For the past 50 years, any Florida resident who rear-ended another driver was presumed to have been negligent. But a recent ruling by the Florida Supreme Court may allow these drivers a better chance at sharing blame then they previously had. Miami residents who are involved in car or motorcycle accident litigation should understand what this ruling and other Florida laws could mean for their case.
The court’s ruling in the case of a 2005 three-car pile up in West Palm Beach said that the third driver should have been allowed to present arguments to a jury. The court ruled that there was sufficient evidence to suggest that a jury might have found that the third driver’s negligence wasn’t the “sole proximate cause” of the accident. This ruling doesn’t change the law, but there are some experts who say it might allow attorneys more room to argue cases and insurance companies to scale back payouts on some claims.

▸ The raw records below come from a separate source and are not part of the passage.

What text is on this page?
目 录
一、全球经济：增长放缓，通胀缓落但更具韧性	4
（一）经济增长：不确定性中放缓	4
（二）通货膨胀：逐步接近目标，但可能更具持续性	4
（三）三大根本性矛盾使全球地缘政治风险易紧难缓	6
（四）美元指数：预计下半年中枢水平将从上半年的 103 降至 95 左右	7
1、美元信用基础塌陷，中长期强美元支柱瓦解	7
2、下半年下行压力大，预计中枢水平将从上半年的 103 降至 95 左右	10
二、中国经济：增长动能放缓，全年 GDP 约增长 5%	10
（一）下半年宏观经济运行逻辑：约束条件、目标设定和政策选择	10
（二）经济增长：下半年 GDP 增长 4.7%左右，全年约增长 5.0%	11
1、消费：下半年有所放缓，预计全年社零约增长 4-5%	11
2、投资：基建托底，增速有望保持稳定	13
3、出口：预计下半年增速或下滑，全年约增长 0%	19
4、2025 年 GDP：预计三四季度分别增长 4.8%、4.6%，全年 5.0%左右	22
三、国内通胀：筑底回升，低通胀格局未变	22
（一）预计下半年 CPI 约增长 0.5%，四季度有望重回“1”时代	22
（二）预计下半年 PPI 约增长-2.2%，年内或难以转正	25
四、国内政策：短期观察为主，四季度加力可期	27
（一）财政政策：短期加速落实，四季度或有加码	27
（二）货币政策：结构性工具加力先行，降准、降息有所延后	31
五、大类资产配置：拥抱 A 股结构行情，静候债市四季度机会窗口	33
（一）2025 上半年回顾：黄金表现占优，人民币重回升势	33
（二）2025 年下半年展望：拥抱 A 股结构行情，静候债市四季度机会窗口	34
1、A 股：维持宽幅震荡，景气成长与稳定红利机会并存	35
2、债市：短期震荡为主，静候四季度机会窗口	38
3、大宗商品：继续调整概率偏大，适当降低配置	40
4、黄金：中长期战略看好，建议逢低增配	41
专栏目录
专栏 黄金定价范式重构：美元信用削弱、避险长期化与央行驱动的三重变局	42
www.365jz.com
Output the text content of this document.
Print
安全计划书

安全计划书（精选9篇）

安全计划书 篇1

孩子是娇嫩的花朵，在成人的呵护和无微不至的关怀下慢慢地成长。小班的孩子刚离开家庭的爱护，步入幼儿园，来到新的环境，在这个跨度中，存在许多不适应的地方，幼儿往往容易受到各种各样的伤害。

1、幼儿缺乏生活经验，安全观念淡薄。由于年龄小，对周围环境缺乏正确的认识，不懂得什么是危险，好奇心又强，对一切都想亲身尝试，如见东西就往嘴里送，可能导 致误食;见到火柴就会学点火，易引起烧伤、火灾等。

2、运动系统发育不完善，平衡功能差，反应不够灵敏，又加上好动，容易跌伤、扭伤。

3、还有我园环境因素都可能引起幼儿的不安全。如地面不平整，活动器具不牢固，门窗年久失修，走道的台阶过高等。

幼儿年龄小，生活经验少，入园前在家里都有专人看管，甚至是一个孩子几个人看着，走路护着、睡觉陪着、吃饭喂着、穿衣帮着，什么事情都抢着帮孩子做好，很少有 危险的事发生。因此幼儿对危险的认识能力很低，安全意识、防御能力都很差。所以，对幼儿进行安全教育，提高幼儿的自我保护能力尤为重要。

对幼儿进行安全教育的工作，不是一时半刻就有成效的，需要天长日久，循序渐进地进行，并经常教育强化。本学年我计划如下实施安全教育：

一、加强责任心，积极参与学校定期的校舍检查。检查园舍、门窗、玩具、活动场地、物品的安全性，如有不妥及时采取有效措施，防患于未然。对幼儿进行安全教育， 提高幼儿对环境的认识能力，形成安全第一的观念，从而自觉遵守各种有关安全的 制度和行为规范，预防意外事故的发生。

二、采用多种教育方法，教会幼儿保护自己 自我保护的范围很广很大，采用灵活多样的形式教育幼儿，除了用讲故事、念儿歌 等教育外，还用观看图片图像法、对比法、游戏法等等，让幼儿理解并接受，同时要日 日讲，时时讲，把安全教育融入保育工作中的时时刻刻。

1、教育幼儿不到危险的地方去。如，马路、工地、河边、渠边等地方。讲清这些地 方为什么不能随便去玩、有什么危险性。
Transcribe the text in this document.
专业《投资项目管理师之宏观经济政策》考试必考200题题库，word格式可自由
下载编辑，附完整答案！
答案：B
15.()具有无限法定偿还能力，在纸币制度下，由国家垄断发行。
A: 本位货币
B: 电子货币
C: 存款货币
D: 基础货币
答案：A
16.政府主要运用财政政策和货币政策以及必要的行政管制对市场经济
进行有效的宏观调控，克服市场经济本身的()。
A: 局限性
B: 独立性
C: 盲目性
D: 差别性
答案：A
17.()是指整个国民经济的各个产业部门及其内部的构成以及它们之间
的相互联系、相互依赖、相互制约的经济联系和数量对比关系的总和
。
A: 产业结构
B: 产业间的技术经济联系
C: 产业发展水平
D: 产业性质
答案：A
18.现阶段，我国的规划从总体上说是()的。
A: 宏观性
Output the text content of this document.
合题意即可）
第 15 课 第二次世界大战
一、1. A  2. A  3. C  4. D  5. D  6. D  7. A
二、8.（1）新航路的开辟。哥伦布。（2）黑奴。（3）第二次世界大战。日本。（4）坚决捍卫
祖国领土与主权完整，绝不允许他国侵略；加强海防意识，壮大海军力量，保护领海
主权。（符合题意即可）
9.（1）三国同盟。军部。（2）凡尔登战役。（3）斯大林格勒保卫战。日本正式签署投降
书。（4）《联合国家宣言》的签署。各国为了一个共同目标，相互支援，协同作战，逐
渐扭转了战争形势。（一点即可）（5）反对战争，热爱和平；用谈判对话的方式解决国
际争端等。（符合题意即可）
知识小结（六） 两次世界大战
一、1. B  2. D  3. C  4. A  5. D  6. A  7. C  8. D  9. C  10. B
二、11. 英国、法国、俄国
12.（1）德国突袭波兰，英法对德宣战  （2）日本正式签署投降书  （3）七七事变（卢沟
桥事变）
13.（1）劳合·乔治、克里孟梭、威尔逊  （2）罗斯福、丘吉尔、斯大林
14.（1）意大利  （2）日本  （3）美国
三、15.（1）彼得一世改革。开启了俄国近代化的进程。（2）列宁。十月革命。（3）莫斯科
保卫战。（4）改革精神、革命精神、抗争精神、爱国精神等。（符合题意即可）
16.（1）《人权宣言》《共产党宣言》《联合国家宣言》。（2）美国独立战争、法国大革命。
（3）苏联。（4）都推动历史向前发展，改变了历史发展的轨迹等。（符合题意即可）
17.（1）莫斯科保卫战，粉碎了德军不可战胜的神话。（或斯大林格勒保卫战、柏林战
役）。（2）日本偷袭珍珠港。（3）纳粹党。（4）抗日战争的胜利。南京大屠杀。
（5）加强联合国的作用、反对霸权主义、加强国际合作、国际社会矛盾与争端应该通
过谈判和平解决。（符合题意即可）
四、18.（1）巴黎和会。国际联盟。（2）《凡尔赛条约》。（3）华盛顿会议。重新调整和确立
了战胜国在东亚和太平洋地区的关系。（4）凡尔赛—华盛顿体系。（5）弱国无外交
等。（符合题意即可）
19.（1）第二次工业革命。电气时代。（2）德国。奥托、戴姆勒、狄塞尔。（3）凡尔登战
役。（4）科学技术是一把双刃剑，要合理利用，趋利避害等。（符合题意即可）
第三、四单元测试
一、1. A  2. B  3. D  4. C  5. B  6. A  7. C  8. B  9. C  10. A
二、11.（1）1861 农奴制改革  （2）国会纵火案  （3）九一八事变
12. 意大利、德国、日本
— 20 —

Florida law allows juries to award judgments based on how much they believe each party is at fault; this is called comparative negligence. The new ruling from the state’s high court may now allow lawyers to argue that the blame in a rear-end collision should be split more appropriately between drivers.
While this ruling may help in some accident disputes, there doesn’t appear to be a groundswell of opinion that it will alter how most cases are handled. What it does mean, certainly, is that it is more important than ever to understand one’s legal rights in any given situation.